I work as a helpdesk for medical software, so I "get" frustration with the public. On the rare occasion I, too, look down my nose at some folks (who have genuinely earned it), I have the decency and maturity to obscure it and try, at minimum, to be respectful and helpful rather than disrespect them. No clients will ever know how much I loathe them for whatever reasons they have given me. However, I have no need to masturbate my ego or belittle others in order to make myself appear "better" to myself because I actually like me. If I had to venture a guess based on your responses, I would be forced to assume that you are one who would laugh at a fat jogger trying to better themselves rather than cheer them on to achieve their goal. It's a really, super petty attitude and sad that you think you're being "cool" when you're not. You could stand to take a few lessons from decent folks like, well, everybody that has posted here excepting yourself and jimbit, who failed at being able to read more words than he has fingers and suffers the same affliction. I recognize that, no matter how much I read or where, there are people who grasp it far better and can explain things far more simply without all the fuckery of self congratulations. You seemingly are incapable of being among them. Now, moving on to answer your assertion.

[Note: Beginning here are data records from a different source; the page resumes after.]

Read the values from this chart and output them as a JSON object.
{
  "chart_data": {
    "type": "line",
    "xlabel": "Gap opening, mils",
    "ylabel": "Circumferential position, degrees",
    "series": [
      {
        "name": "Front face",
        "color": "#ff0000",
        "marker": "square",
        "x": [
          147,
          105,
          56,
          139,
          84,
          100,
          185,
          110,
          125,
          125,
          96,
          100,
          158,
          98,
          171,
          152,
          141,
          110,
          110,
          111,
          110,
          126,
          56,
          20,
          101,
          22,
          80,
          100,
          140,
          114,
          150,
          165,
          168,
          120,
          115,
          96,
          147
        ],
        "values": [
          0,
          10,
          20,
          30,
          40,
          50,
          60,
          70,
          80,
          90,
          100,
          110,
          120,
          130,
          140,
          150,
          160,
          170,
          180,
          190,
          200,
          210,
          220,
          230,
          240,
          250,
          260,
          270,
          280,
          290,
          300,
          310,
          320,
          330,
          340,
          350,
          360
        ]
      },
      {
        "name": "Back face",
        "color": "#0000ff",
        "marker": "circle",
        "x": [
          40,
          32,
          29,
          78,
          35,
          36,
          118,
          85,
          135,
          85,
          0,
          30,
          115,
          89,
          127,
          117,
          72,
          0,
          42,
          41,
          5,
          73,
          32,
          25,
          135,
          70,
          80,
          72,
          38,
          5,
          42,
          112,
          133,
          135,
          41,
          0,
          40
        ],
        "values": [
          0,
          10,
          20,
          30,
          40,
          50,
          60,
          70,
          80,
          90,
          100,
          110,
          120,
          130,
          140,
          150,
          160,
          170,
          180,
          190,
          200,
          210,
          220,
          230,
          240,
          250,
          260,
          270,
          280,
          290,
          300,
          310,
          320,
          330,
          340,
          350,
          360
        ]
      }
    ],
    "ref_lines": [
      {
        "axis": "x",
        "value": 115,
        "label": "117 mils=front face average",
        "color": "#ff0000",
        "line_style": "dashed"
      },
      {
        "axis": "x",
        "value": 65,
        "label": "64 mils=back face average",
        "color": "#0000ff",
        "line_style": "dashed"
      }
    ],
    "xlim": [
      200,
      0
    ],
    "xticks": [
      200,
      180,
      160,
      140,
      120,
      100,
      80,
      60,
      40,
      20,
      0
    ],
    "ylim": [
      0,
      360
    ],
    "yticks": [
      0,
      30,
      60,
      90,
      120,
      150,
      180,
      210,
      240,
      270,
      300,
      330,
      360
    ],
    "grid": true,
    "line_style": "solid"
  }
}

Why my obsession with mining? Because aside from buying coin with fiat, I am not aware of any of any other way to "earn" the coin legitimately. One reply has been that I should offer something of value like a virtual service. Ok, what do I offer online? As I've said, I'm no programmer or mathematician, I have no skillset that is useful in the virtual world nor tradeable virtual goods, nor do I know anybody who possesses or is willing to pay coin for nothing in return. Likewise, I'm not so wealthy that I can afford to get paid for time/work in something so volatile that may or may not have future value because that doesn't feed my family RIGHT NOW. Maybe you make $50k+ a year or maybe you don't have mouths to feed and maybe you don't have to work 3 jobs just to survive, maybe you get more than 4 hours of sleep and have all the time in the world to sift through lengthy articles paid by the word with little substance. I don't have such luxury. If you do, congrats and hopefully I can get there too. Like a day laborer, mining is something I *CAN* do easily with little risk and little babysitting. Now, if you have something useful to add that is helpful in getting my understanding better and closer to where I want/need to be, can offer another way to get coin that works with my needs and schedule and DOES put food on my table RIGHT NOW, I'm all ears. But you can keep the condescending shit responses to yourself, thanks.